Собрание сочинений. Том 1. Второе распятие Христа. Антихрист. Пьесы и рассказы (1901-1917) - Валентин Свенцицкий
Шрифт:
Интервал:
Закладка:
О. Воздвиженский замялся, не зная, как выразиться. Сказать «Лазарь воскрес» ему представлялось неудобным.
– Ну, – нетерпеливо торопил его владыка…
– Лазарь… послушался… встал.
Ропот изумления и негодования прошёл по зале. Епископы крестились. Архимандриты покачивали головами. Священники вздыхали…
– Воистину последние времена, – шептал старичок протоиерей.
– Ну, и что же последовало затем? – спросил он.
– А затем я, ваше высокопреосвященство, велел ему удалиться. Он покорно без всяких сопротивлений ушёл.
– Больше вы ничего не можете сказать, о. Иоанн?
– Более того ничего-с…
– Слово вам принадлежит, Никанор Никифорович.
– Я, ваше высокопреосвященство, к сказанному о. Иоанном могу прибавить весьма немного. Как вышел этот самый субъект из церкви, я послал околоточного Судейкина навести справку, кто он и вообще насчёт благонадёжности.
Результаты, как и следовало полагать, оказались самые очевидные. Веры назвался жидовской, нигде не прописан, и ко всему – живёт без всякого паспорта… Вот всё, что я могу прибавить, ваше высокопреосвященство…
Он сел.
Все с видимым удовольствием слушали речь миллионера Бардыгина. Теперь хоть что-нибудь разъяснилось.
– Ну, понятно, беглый, – слышались удовлетворённые голоса, – ни паспорта, ни вида…
– Ну что за подлый народ эти жиды! Ведь отвели им место: живи! Нас не трогай, и мы тебя не будем трогать. Так нет, так и лезут, пархатые…
– Ну, теперь всё ясно, – говорил толстый архимандрит старичку епископу.
– Теперь слово за вами, о. Никодим, – сказал митрополит.
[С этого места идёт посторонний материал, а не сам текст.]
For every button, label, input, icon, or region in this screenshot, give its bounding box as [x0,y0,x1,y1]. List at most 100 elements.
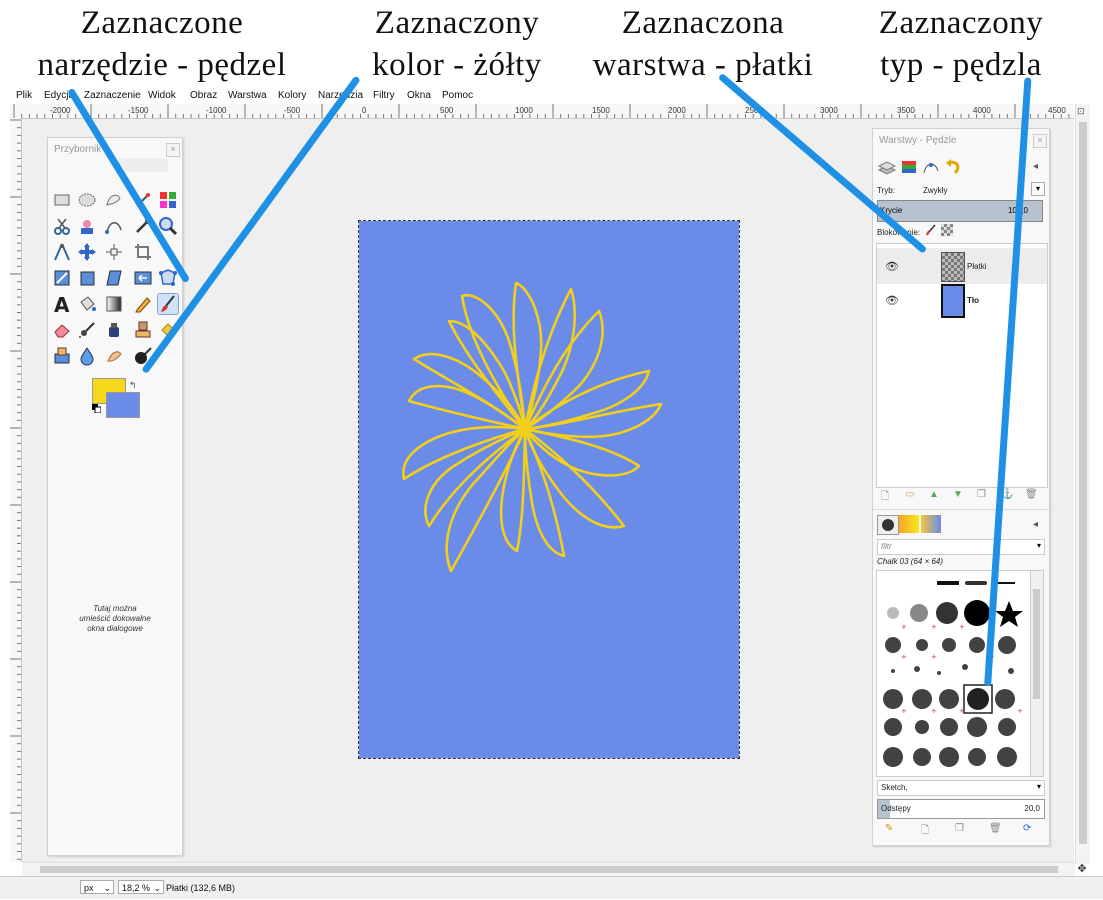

О. Никодим встал. Вид у него был испуганный, съёженный. Ни на кого не поднимая глаза, тихим, прерывающимся голосом и даже забыв сказать обычное обращение, он сказал следующее:
– Ко мне в церковь он пришёл утром. Разбросал деньги по полу. Кричал, что нельзя здесь торговать, что здесь дом Отца… Потом подполз к нему расслабленный. Он повернулся к нему: прощаю, говорит, тебе грехи! Кощунствуешь, говорю. Он ко мне: хорошо, говорит, я ему по-другому скажу. Возьми, говорит, постель и иди. И тот сейчас же, как словно здоровый, встал…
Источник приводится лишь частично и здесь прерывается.